Globalization and Economic Ethics
Title | Globalization and Economic Ethics PDF eBook |
Author | Albino Barrera |
Publisher | Palgrave MacMillan |
Pages | 312 |
Release | 2007-12-15 |
Genre | Business & Economics |
ISBN |
What is the appropriate criterion to use for distributive justice? Is it efficiency, need, contribution, entitlement, equality, effort, or ability? Globalization and Economic Ethics maintains that far from being rival principles of distributive justice, efficiency and need satisfaction are, in fact, complementary norms in our emerging knowledge economy. After all, human capital plays the central role in effecting and sustaining long-term efficiency in the Digital Age. This book explores the vital link between human capital formation and allocative efficiency using the properties of the market and the knowledge economy as analytical tools.

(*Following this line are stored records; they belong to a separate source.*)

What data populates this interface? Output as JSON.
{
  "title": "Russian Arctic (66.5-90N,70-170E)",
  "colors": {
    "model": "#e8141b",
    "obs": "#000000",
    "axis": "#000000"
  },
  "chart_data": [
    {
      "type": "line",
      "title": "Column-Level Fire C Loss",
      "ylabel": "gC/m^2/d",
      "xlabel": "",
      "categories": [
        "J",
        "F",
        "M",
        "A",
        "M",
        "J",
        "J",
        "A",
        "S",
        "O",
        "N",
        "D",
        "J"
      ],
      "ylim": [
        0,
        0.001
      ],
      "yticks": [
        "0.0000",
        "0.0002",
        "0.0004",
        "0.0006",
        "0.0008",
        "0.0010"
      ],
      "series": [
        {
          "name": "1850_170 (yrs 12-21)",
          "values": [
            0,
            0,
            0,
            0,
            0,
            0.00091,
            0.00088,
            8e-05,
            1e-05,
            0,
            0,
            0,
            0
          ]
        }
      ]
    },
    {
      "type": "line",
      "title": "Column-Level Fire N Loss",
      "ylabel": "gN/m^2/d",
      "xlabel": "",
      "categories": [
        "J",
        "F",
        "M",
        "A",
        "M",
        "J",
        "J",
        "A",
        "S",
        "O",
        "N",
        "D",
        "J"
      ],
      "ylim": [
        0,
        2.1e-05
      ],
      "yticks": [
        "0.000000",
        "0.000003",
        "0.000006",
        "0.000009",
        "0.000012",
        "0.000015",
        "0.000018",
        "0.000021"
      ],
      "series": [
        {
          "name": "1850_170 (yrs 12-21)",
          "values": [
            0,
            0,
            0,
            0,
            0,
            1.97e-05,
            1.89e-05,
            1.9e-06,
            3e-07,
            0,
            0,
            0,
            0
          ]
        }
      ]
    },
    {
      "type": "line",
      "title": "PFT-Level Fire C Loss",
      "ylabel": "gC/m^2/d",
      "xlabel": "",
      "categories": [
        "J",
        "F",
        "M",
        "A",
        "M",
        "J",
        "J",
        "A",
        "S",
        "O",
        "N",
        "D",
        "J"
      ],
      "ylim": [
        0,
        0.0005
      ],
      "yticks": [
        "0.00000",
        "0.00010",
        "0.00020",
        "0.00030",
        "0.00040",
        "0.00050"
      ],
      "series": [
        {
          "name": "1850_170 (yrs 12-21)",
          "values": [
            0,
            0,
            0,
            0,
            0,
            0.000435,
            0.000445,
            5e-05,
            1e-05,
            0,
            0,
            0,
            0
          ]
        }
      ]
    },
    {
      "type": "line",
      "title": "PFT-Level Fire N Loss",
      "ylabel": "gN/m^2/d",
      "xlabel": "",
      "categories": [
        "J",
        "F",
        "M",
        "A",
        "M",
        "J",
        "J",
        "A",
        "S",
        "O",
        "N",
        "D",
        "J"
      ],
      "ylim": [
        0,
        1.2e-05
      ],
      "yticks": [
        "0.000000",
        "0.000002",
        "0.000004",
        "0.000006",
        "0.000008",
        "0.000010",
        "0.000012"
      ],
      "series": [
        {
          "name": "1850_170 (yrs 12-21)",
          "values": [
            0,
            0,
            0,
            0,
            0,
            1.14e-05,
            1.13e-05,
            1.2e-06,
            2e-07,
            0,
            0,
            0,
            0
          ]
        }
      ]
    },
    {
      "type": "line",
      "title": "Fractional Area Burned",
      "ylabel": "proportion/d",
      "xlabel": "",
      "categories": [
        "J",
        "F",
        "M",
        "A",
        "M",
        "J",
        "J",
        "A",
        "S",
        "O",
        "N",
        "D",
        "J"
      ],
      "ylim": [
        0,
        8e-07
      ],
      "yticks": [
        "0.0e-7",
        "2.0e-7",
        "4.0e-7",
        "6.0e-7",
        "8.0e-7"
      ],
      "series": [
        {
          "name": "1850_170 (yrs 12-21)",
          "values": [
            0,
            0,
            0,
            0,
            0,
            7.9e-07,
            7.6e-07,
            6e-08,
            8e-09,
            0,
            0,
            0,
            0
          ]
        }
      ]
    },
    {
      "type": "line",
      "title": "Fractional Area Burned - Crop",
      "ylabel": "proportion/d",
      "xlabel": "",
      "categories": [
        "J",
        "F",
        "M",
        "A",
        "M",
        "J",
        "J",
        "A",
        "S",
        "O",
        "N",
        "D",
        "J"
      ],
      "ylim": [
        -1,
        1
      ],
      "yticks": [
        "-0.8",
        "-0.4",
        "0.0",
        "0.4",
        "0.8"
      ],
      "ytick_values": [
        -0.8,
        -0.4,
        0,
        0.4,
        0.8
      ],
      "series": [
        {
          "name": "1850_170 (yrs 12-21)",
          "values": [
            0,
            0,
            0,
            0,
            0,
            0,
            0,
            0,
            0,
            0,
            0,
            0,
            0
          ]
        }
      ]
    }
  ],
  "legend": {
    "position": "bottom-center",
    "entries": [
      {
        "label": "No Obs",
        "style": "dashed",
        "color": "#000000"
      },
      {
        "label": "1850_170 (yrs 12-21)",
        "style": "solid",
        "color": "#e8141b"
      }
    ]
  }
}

Handbook on the Knowledge Economy
Title | Handbook on the Knowledge Economy PDF eBook |
Author | David Rooney |
Publisher | Edward Elgar Publishing |
Pages | 324 |
Release | 2005 |
Genre | Business & Economics |
ISBN |
This fascinating Handbook defines how knowledge contributes to social and economic life, and vice versa. It considers the five areas critical to acquiring a comprehensive understanding of the knowledge economy: the nature of the knowledge economy; social, cooperative, cultural, creative, ethical and intellectual capital; knowledge and innovation systems; policy analysis for knowledge-based economies; and knowledge management. In presenting the outcomes of an important body of research, the Handbook enables knowledge policy and management practitioners to be more systematically guided in their thinking and actions. The contributors cover a wide disciplinary spectrum in an accessible way, presenting concise, to-the-point discussions of critical concepts and practices that will enable practitioners to make effective research, managerial and policy decisions. They also highlight important new areas of concern to knowledge economies such as wisdom, ethics, language and creative economies that are largely overlooked. Distinguished by a combination of practical relevance and analytical rigour, this Handbook provides new insights into the basic mechanisms that constitute a knowledge economy and society, and will be invaluable to practitioners and academics in diverse areas of interest, including: knowledge management, innovation management, knowledge policy, social epistemology, and development studies.